Agent-Based Modeling: simulations for a better understanding of society
By: Frank Pijpers
The complex society
A busy shopping street or a train station or highway around rush hour sometimes seem like utterly uncoordinated chaos. Yet our society does not consist of a disjointed collection of individuals or businesses. The preferences and choices for what to do and what not to do of individuals, or households, or businesses, lead to all sorts of interactions among them, which ultimately manifest themselves in all sorts of social trends and social relationships. Within the fields of sociology and economics, there is a great deal of descriptive and deductive research that tries to make sense of those underlying interactions from data, such as official statistics or targeted surveys or even small-scale controlled experiments.
Agent-Based Modeling: a new approach
Another approach is to describe those individual interactions themselves, along the lines of the natural sciences, and use simulations of lots of digital individuals, for example, to assess whether then indeed those emergent trends in society are reproduced. This is the field of computational social science. The digital individuals are often referred to with the word “agents,” to indicate that they are, of course, simplified versions of a small selection of choices and actions that individuals (or households, or firms) can make.
What is known in the natural sciences as many-particle simulations, frequently in use in statistical physics and astrophysics, among others, the term “agent-based modeling” (ABM) is used in the social and economic sciences.
Applications and social impact
There is great societal interest in doing this kind of ABM because of the major societal challenges of inequality, climate adaptation, and public health. Human behavior and the feedbacks to these challenges need to be better understood in order to assess, for example, what policies will actually be effective. For example, consider that human behavior brings about climate change and that climate change also forces changes in behavior.
One example, from the field of public health, is how the spread of covid-19 can be related to patterns of human contact and mobility. An ABM has been developed for this purpose for infectious diseases.

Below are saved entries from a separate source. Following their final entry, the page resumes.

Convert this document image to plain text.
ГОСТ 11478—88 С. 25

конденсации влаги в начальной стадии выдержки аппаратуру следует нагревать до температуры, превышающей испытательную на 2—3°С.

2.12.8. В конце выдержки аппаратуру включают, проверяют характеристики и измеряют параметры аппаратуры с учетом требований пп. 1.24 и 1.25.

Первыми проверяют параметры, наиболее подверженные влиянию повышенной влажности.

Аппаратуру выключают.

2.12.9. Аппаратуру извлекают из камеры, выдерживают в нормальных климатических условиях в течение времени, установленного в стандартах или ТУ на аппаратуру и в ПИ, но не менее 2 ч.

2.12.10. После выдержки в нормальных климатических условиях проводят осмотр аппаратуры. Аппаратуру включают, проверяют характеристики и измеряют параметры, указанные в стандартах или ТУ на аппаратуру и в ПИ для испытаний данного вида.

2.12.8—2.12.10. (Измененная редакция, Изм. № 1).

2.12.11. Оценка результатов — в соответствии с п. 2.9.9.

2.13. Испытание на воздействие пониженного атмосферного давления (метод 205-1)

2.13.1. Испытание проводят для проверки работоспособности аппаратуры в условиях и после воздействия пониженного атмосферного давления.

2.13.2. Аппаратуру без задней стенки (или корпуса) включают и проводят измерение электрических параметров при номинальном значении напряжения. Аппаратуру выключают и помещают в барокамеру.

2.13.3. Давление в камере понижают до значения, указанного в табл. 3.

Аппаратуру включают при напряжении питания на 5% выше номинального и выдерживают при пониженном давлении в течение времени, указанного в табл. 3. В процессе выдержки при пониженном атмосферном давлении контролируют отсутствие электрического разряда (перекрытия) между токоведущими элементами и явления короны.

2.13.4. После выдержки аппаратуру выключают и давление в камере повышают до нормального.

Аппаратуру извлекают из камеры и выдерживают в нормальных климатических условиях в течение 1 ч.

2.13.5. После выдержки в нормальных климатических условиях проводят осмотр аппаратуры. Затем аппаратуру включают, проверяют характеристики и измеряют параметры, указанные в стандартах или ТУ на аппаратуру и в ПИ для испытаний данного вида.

It is now also clear that those models gain in quality by adding an agent for everyone in the Netherlands to the model: and thus modeling 18+ million agents and all their interactions. The field of economics and the emergence of economic crises also uses ABM. Again, it is the interactions between, and choices of, parties active in financial markets that themselves push an economy as a whole toward a critical state.
Many studies are also possible and needed on all forms of connections, and their impact on social inequality and segregation, using large-scale person networks. This research even without simulations already requires a lot of large-scale computation: the contact matrix of this persons network has 18 million x 18 million elements.
If this research can ultimately lead to better policies, because the impact of those policies can be calculated more objectively and in more detail, in a collaboration between academia, CBS and the planning agencies, and ministries, and of course other social and commercial organizations.